The title of the album is also extremely important, as it sheds light on cultural loss of language that Native people experienced. “My great-great parents were the last people to learn [their] language because of the boarding schools and all that was done to try and wipe out our culture—so I’m trying to incorporate it in my creative process as much as I can.”
Waln seeks to discuss colonization of Native people in the United States while still respecting the hip-hop culture’s black origins, citing Nas, Dead Prez and Talib Kweli as influences on his rhythmic style. “As an artist, the challenges are complex and on multiple levels.
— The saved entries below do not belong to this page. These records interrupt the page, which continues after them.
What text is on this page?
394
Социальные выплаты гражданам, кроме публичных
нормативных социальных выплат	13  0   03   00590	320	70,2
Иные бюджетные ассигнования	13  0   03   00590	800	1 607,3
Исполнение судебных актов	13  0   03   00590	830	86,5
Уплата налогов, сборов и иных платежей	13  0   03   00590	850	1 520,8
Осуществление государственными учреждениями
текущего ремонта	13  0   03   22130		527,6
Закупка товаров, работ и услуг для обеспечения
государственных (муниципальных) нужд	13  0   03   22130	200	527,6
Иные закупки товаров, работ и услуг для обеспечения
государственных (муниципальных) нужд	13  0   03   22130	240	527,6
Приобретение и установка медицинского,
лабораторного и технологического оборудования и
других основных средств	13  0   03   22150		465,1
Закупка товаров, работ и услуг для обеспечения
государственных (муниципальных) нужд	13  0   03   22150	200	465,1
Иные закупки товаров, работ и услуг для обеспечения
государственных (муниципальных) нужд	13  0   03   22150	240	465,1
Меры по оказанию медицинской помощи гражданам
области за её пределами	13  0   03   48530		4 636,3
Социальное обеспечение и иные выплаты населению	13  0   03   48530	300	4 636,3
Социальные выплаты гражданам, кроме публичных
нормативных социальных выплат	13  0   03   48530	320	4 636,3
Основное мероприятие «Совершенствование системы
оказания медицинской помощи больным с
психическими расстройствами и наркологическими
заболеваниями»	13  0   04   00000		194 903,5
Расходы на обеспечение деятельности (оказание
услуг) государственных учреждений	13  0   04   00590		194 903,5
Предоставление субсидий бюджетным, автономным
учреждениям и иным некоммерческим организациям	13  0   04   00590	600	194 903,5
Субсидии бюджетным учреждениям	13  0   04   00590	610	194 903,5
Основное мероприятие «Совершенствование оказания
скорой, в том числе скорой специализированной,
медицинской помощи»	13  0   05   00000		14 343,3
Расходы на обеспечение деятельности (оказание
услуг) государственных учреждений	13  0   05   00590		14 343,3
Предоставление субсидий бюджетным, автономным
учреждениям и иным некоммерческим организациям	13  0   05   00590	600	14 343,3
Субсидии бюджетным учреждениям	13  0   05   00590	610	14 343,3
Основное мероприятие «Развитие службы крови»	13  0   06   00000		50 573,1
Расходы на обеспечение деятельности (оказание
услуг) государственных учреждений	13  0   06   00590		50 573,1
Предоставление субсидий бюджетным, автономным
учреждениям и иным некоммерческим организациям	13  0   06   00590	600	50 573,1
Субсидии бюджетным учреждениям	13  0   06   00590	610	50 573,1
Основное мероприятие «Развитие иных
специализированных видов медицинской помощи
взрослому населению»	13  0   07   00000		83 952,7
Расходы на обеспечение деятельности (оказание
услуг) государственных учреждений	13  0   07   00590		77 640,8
My generation identified with hip-hop, but there were no opportunities to express that, let alone make music. Another obstacle that I’m still working through as an indigenous hip-hop artist is respecting the origins of hip-hop in black culture, and not erasing that.”
He also remains vigilant in drawing parallels between two marginalized communities. “Black folks are coming up out of a history of slavery that their ancestors had to endure. And my ancestors and myself we’re coming up out of a history of genocide—so we are both being oppressed by this system that was imposed on us,” he said in Here & Now earlier this year. “When I moved to Chicago, I started doing workshops and going to schools that were in inner-city Chicago. And I saw the parallels there and I didn’t even know they really existed. And then it started to make sense why I gravitated to that music and those stories.”